In Figure 12, although the multi-member means of the TXx trends (i.e., the forced response) increase at a similar rate of ∼0.2°C per decade for all the LEs over the regions, the effects of internal variability can alter the regional forced responses, which varies for each region and LE. Generally, the TXx trends in all LEs span larger ranges over SEA, MEA, and SSA; while the ranges of the trends are relatively narrower over TA and SWA. For different LEs, the ranges in MIROC6-LE are much wider, which are larger than CNRM-CM6-1-LE by a factor of ∼3 or more across Australian regions. For example, over SSA, the range of TXx trends in MIROC6-LE is ∼0.7°C per decade while ∼0.2°C per decade in CNRM-CM6-1-LE. It is interesting to note that the ranges in MIROC6-LE can be larger than the inter-model spread in CMIP6 (Figure 11) over certain regions (e.g., SEA and MEA), which indicates that the inter-model spreads in both CMIP ensembles do not fully represent the range of major uncertainties. For TNn (Figure 13), all the LEs show relatively comparable ranges over the regions, although the differences of the forced responses among the LEs are slightly larger than that in TXx.

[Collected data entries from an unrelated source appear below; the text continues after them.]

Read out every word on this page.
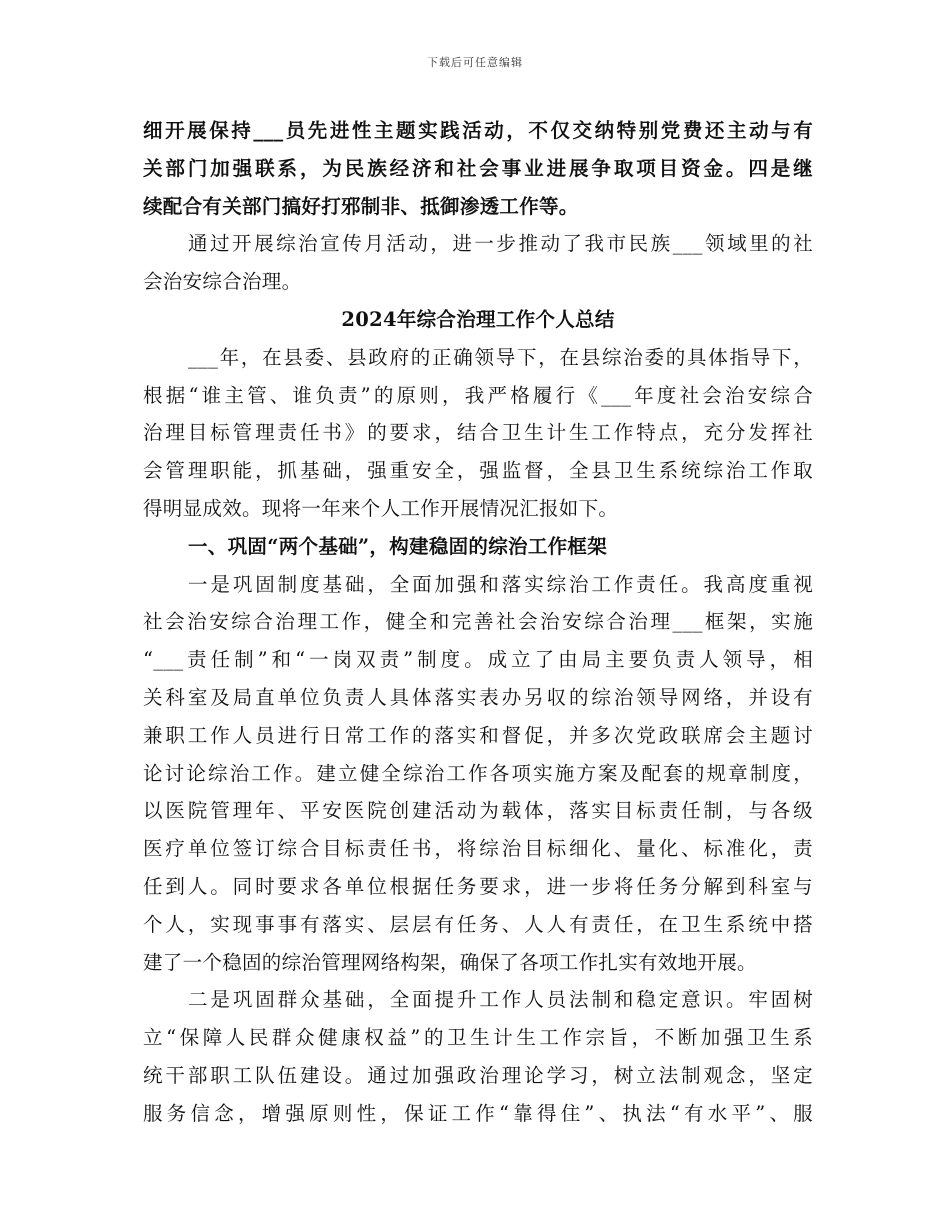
下载后可任意编辑
细开展保持___员先进性主题实践活动，不仅交纳特别党费还主动与有
关部门加强联系，为民族经济和社会事业进展争取项目资金。四是继
续配合有关部门搞好打邪制非、抵御渗透工作等。
通过开展综治宣传月活动，进一步推动了我市民族___领域里的社
会治安综合治理。
2024年综合治理工作个人总结
___年，在县委、县政府的正确领导下，在县综治委的具体指导下，
根据“谁主管、谁负责”的原则，我严格履行《___年度社会治安综合
治理目标管理责任书》的要求，结合卫生计生工作特点，充分发挥社
会管理职能，抓基础，强重安全，强监督，全县卫生系统综治工作取
得明显成效。现将一年来个人工作开展情况汇报如下。
一、巩固“两个基础”，构建稳固的综治工作框架
一是巩固制度基础，全面加强和落实综治工作责任。我高度重视
社会治安综合治理工作，健全和完善社会治安综合治理___框架，实施
“___责任制”和“一岗双责”制度。成立了由局主要负责人领导，相
关科室及局直单位负责人具体落实表办另収的综治领导网络，并设有
兼职工作人员进行日常工作的落实和督促，并多次党政联席会主题讨
论讨论综治工作。建立健全综治工作各项实施方案及配套的规章制度，
以医院管理年、平安医院创建活动为载体，落实目标责任制，与各级
医疗单位签订综合目标责任书，将综治目标细化、量化、标准化，责
任到人。同时要求各单位根据任务要求，进一步将任务分解到科室与
个人，实现事事有落实、层层有任务、人人有责任，在卫生系统中搭
建了一个稳固的综治管理网络构架，确保了各项工作扎实有效地开展。
二是巩固群众基础，全面提升工作人员法制和稳定意识。牢固树
立“保障人民群众健康权益”的卫生计生工作宗旨，不断加强卫生系
统干部职工队伍建设。通过加强政治理论学习，树立法制观念，坚定
服务信念，增强原则性，保证工作“靠得住”、执法“有水平”、服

Consistent with recent studies (e.g., Lehner et al., 2020; Maher et al., 2020; Schlunegger et al., 2020), the estimates of internal variability among CanESM5-LE, CNRM-CM6-1-LE, and MIROC6-LE are different. Additionally, the evaluation based on PSS and RMSE in the three LEs does not directly correlate with the ranges of the trends for TXx and TNn. For example, despite the high RMSEs and low PSSs in MIROC6-LE (relative to AWAP), the TXx trends exhibit much broader ranges while the trends of TNn are more comparable over the regions, compared to other LEs. In Figures S20 and S21, we plot the TXx and TNn trends for the first 25 members in the LEs, which show similar ranges demonstrated in Figures 12 and 13. As suggested by recent studies (e.g., Sippel et al., 2020; Thompson et al., 2015; Xie et al., 2015), it should be the model errors that lead to the differences in the estimates of internal variability among the LEs, which needs further research. Although the model uncertainty in internal variability highlights that the representation of internal variability itself varies considerably across the three LEs, internal variability is still important in contributing to the inter-model spread for the trends in the two CMIPs.